With the right data in hand, you’ll know what your users will need before they even come close to needing it. In turn, you can create the features, content, and other support structures necessary to lead your customers to success.
Using Post-Usage Data to Deliver Supplemental Support
Knowing what your users do after engaging with your product can allow you to enhance your customer support initiatives, too.
Really, the simple act of staying in touch with your users when they’re not using your product is an act of support in itself.
At the very least, you’re making clear to your customers that you see them not just as users of your product, but as individuals looking to accomplish certain goals.
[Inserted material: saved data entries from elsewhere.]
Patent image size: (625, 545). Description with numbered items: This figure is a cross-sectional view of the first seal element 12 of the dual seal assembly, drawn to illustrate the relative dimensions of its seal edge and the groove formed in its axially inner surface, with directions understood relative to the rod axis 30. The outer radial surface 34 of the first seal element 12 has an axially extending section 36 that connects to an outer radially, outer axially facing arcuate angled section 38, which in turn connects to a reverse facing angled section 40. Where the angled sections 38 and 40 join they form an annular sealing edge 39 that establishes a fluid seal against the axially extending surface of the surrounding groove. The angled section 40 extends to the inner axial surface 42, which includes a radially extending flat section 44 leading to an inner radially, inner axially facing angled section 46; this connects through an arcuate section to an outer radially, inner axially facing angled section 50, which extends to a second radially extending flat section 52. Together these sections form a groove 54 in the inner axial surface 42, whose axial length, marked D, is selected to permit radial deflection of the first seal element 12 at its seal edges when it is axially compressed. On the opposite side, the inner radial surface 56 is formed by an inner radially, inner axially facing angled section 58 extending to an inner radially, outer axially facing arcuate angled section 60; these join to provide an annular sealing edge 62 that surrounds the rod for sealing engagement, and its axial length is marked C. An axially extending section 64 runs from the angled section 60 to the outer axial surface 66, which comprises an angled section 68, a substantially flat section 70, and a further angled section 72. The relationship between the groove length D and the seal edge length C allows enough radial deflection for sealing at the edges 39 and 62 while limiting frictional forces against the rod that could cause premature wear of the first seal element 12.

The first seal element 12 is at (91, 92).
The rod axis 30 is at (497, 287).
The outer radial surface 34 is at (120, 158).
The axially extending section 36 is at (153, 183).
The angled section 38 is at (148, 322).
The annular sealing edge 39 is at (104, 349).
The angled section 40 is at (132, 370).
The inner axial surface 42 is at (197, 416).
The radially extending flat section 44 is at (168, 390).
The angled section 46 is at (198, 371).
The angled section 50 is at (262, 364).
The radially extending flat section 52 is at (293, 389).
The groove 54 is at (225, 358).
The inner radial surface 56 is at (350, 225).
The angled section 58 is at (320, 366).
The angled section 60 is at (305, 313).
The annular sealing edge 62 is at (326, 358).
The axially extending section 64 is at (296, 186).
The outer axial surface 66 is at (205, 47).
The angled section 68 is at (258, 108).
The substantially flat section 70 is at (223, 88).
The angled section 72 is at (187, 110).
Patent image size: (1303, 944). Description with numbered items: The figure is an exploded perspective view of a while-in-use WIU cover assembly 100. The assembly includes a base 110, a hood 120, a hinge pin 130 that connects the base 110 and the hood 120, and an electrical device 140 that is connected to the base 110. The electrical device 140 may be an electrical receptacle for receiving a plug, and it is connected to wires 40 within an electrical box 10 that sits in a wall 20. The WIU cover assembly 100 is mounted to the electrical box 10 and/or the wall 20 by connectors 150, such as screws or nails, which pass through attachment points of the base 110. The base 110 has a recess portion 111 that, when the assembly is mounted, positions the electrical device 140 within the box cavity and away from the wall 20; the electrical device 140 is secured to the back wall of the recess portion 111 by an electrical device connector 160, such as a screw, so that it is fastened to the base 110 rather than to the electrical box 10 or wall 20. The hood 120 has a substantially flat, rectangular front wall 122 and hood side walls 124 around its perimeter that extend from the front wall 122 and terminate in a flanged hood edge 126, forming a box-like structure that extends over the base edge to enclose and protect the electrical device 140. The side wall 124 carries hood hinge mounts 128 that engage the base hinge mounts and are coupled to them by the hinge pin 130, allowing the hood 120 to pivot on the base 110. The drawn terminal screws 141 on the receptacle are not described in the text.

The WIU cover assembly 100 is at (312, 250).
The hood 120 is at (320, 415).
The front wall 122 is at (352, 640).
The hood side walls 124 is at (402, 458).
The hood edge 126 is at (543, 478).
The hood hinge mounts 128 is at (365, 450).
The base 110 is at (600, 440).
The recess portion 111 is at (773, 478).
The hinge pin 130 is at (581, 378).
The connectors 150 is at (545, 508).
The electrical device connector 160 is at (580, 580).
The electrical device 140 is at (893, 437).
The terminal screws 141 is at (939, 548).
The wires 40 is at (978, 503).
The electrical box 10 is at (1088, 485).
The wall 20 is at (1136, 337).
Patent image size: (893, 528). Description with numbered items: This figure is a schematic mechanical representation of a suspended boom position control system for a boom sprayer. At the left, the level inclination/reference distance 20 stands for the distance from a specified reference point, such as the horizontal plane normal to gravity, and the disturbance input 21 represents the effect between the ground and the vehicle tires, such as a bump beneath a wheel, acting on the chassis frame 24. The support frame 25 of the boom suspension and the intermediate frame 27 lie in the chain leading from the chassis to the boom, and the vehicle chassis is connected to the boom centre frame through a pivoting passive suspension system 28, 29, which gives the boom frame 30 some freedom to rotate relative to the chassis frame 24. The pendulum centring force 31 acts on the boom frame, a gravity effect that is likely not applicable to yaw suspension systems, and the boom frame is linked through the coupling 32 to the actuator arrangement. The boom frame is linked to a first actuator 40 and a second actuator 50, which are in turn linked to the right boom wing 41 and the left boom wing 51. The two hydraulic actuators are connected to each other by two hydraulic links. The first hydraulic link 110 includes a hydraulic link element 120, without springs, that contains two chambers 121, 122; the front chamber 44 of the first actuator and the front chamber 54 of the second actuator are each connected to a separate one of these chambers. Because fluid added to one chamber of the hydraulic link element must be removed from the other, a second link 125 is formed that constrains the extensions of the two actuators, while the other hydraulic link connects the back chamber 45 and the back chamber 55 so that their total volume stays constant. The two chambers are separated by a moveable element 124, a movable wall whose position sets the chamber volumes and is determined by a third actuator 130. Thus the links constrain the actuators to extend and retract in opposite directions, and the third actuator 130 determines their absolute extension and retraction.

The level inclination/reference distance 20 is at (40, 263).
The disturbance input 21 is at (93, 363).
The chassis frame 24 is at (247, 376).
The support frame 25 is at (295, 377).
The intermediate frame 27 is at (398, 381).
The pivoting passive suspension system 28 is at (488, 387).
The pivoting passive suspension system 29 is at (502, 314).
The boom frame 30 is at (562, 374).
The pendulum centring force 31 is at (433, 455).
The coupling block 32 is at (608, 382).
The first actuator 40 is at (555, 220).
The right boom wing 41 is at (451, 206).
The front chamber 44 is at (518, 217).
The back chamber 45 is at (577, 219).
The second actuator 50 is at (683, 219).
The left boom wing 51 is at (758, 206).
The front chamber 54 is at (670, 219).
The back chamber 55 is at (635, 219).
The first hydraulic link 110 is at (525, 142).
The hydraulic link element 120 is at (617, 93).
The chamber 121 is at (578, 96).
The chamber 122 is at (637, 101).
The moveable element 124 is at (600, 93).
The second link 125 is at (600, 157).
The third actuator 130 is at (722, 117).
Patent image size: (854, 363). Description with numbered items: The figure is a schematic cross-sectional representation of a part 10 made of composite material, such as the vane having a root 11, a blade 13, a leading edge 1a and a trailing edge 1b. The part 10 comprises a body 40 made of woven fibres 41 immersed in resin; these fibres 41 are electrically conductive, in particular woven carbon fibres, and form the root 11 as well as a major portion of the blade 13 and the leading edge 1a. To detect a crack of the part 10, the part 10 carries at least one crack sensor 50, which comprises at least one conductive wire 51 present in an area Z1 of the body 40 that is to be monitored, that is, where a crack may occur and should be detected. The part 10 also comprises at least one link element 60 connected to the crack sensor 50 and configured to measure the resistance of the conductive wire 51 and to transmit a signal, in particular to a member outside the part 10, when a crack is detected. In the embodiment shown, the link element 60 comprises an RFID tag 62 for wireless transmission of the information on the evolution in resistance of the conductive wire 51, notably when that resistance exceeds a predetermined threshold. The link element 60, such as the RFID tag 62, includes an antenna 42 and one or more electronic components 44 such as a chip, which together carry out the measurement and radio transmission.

And, you’re showing them that you’re prepared to do whatever you can to help them reach these goals.
More than that, though, understanding where your users’ paths lead after they use your product (and in-between uses) can allow you to both fill gaps within their current experience and lead them to further success.
For your successful users, the questions you’ll be looking to answer here include:
- What were they able to accomplish after using your product successfully?
- What improvements have they noticed since using your product?
- What blockers are they still facing that may be keeping them from their true potential?
For users who may not have experienced success with your product, you’ll want to know:
- What were they unable to do when using your product?
- What gains did they expect to realize, and how did they fall short?
- What do they wish they knew about your product before they started using it?
The answers to these questions again lie in your users’ session data, as well as any feedback you collect from your customers over time.
Source: Refiner
Post-engagement feedback forms, bi-annual surveys, even exit surveys — when analyzed alongside your product usage data — can all provide valuable insight as to how to better support your customers moving forward.
Thinking of your successful users, your goal is to expand on the support you currently provide to help supercharge their efforts moving forward.
Depending on your users’ goals and experiences, this may mean:
- Creating more informational and practical content to help them become “power users”
- Adding advanced features to supercharge your power users’ efforts
- Developing entirely new tools or tiers of service tailored to specific user segments
For your unsuccessful users, your goal will once more be to add support structures throughout your user experience as needed.
This can take any number of forms, such as:
- Triggered pop-ups, push notifications, or emails delivering vital information at just the right time
- More focused, step-by-step directions delivered at critical parts of the user experience
- More effective and efficient person-to-person customer service
Your customers’ post-use actions and outlook, along with all other data you’ve collected on them thus far, should give you a crystal clear idea of where they need more support — and what you need to do to give it to them.
Wrapping Up
Customer data analytics is key to improving your customer support initiatives in an impactful way — and minimizing your audience’s need for hands-on support in the first place.
By gaining better insight into how your customers use your product and engage with your brand, you’ll be able to focus on delivering support — proactively or upon request — whenever it’s needed most. Moreover, you’ll be better equipped to optimize your support efforts at these critical junctures, which in turn will make your users more likely to persevere (and less likely to churn at the slightest bump in the road).
While there are many ways to analyze your customers’ behavioral data, LiveSession’s recording and analytics tools allow you to actually see these behaviors in action. In turn, you’ll then be able to identify areas where more support is necessary — and can start making the necessary improvements to deliver it as needed.